"A Ciambra" : portrait saisissant d'un adolescent rom en Italie

Un récit d'initiation dans une famille rom en Calabre. Un film adoubé et produit par Martin Scorsese. Des acteurs non professionnels qui crèvent l'écran : avec "A Ciambra", le réalisateur Jonas Carpignano donne avec talent la parole à ceux qui vivent en marge.

"Il ne s'agit pas de faire un manifeste", a confié le cinéaste italo-américain lors d'un passage à Paris. "Ce qui m'intéresse, ce sont les gens, plus que les idées."

Dans "Mediterranea" (2015), le réalisateur né à New York et aujourd'hui installé dans le sud de l'Italie, s'était penché sur le sort des migrants en suivant le parcours de deux Burkinabés arrivés en Calabre. L'un des deux, Koudous Seihon, est devenu son ami et tient de nouveau un rôle important dans son deuxième film. 

Dans "A Ciambra", Jonas Carpignano suit les traces de Pio, 14 ans, qui rêve de devenir un caïd comme son frère aîné. Quand celui-ci se retrouve en prison, l'adolescent tente de prendre sa place et de s'afficher comme l'homme de la maison en vivant de petites arnaques.

Écartelé entre son appartenance à sa famille (nombreuse) et son amitié peu évidente pour Ayiva, un migrant africain qui lui rend de petits services, il va chercher sa voie.

Présenté au printemps à la Quinzaine des réalisateurs, le film est porté par l'énergie de Pio Amato, de presque tous les plans.

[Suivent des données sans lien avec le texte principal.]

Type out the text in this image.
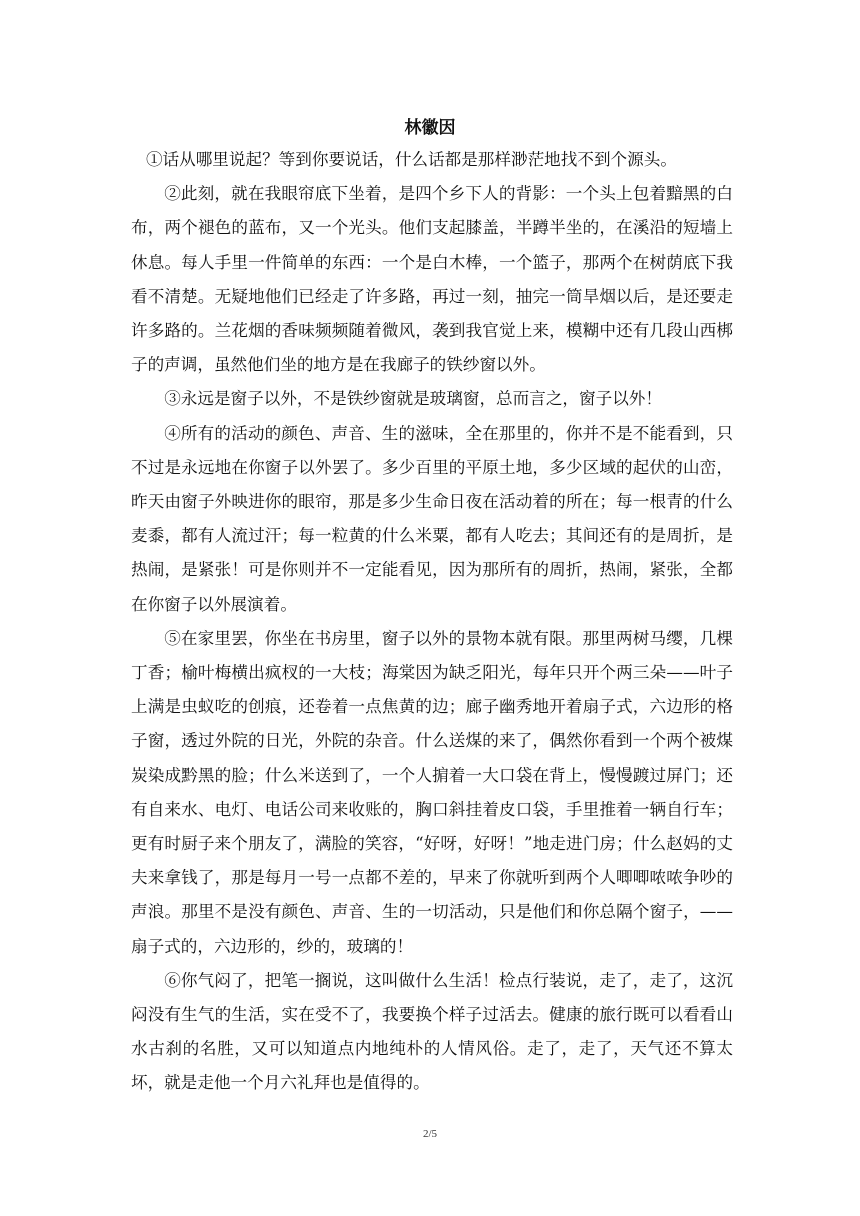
林徽因

①话从哪里说起？等到你要说话，什么话都是那样渺茫地找不到个源头。

②此刻，就在我眼帘底下坐着，是四个乡下人的背影：一个头上包着黯黑的白布，两个褪色的蓝布，又一个光头。他们支起膝盖，半蹲半坐的，在溪沿的短墙上休息。每人手里一件简单的东西：一个是白木棒，一个篮子，那两个在树荫底下我看不清楚。无疑地他们已经走了许多路，再过一刻，抽完一筒旱烟以后，是还要走许多路的。兰花烟的香味频频随着微风，袭到我官觉上来，模糊中还有几段山西梆子的声调，虽然他们坐的地方是在我廊子的铁纱窗以外。

③永远是窗子以外，不是铁纱窗就是玻璃窗，总而言之，窗子以外！

④所有的活动的颜色、声音、生的滋味，全在那里的，你并不是不能看到，只不过是永远地在你窗子以外罢了。多少百里的平原土地，多少区域的起伏的山峦，昨天由窗子外映进你的眼帘，那是多少生命日夜在活动着的所在；每一根青的什么麦黍，都有人流过汗；每一粒黄的什么米粟，都有人吃去；其间还有的是周折，是热闹，是紧张！可是你则并不一定能看见，因为那所有的周折，热闹，紧张，全都在你窗子以外展演着。

⑤在家里罢，你坐在书房里，窗子以外的景物本就有限。那里两树马缨，几棵丁香；榆叶梅横出疯杈的一大枝；海棠因为缺乏阳光，每年只开个两三朵——叶子上满是虫蚁吃的创痕，还卷着一点焦黄的边；廊子幽秀地开着扇子式，六边形的格子窗，透过外院的日光，外院的杂音。什么送煤的来了，偶然你看到一个两个被煤炭染成黔黑的脸；什么米送到了，一个人掮着一大口袋在背上，慢慢踱过屏门；还有自来水、电灯、电话公司来收账的，胸口斜挂着皮口袋，手里推着一辆自行车；更有时厨子来个朋友了，满脸的笑容，“好呀，好呀！”地走进门房；什么赵妈的丈夫来拿钱了，那是每月一号一点都不差的，早来了你就听到两个人唧唧哝哝争吵的声浪。那里不是没有颜色、声音、生的一切活动，只是他们和你总隔个窗子，——扇子式的，六边形的，纱的，玻璃的！

⑥你气闷了，把笔一搁说，这叫做什么生活！检点行装说，走了，走了，这沉闷没有生气的生活，实在受不了，我要换个样子过活去。健康的旅行既可以看看山水古刹的名胜，又可以知道点内地纯朴的人情风俗。走了，走了，天气还不算太坏，就是走他一个月六礼拜也是值得的。

2/5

Moue adolescente, physique de gamin qui fume et veut faire la loi, il joue dans "A Ciambra" entouré de sa propre famille, ce qui donne des allures de cinéma-vérité à l'ensemble.

Rencontre rocambolesque

Tout est parti d'une rencontre, explique le réalisateur de 33 ans, qui a croisé la route de Pio quand celui-ci avait 9 ans (il en a aujourd'hui 16) dans des circonstances rocambolesques, à la suite d'un vol de voiture pendant un tournage. 

Fasciné par l'"énergie" dégagée par la famille Amato et cette communauté rom installée, il va proposer de faire tourner Pio et son grand frère. Ce qui débouchera sur un court métrage, "embryon" du long métrage.

Sur près de deux heures, le film fait le portrait d'une famille et d'un garçon entre deux âges, qui fait parfois penser au cinéma de Scorsese ("Les Affranchis" notamment).

Le légendaire cinéaste ne s'y est pas trompé et a d'ailleurs participé à la production du film, qui offre une confrontation intéressante entre communautés en Italie, comme on en voit peu à l'écran.

Le réalisateur, dont la mère est afro-américaine et le père italien, a grandi entre le Bronx et Rome et se dit sensible à la question du racisme en Italie.

Sur la forme, son film, avec des scènes qui prennent leur temps (un dîner familial arrosé ou un match de foot suivi par des migrants sous une tente), fait aussi penser à celui d'Abdellatif Kechiche ("L'Esquive"), dont il est un grand admirateur. 

Jonas Carpignano prépare déjà son troisième film, toujours en Calabre, mais cette fois-ci autour d'un personnage féminin: une adolescente au tempérament de feu, promet-il.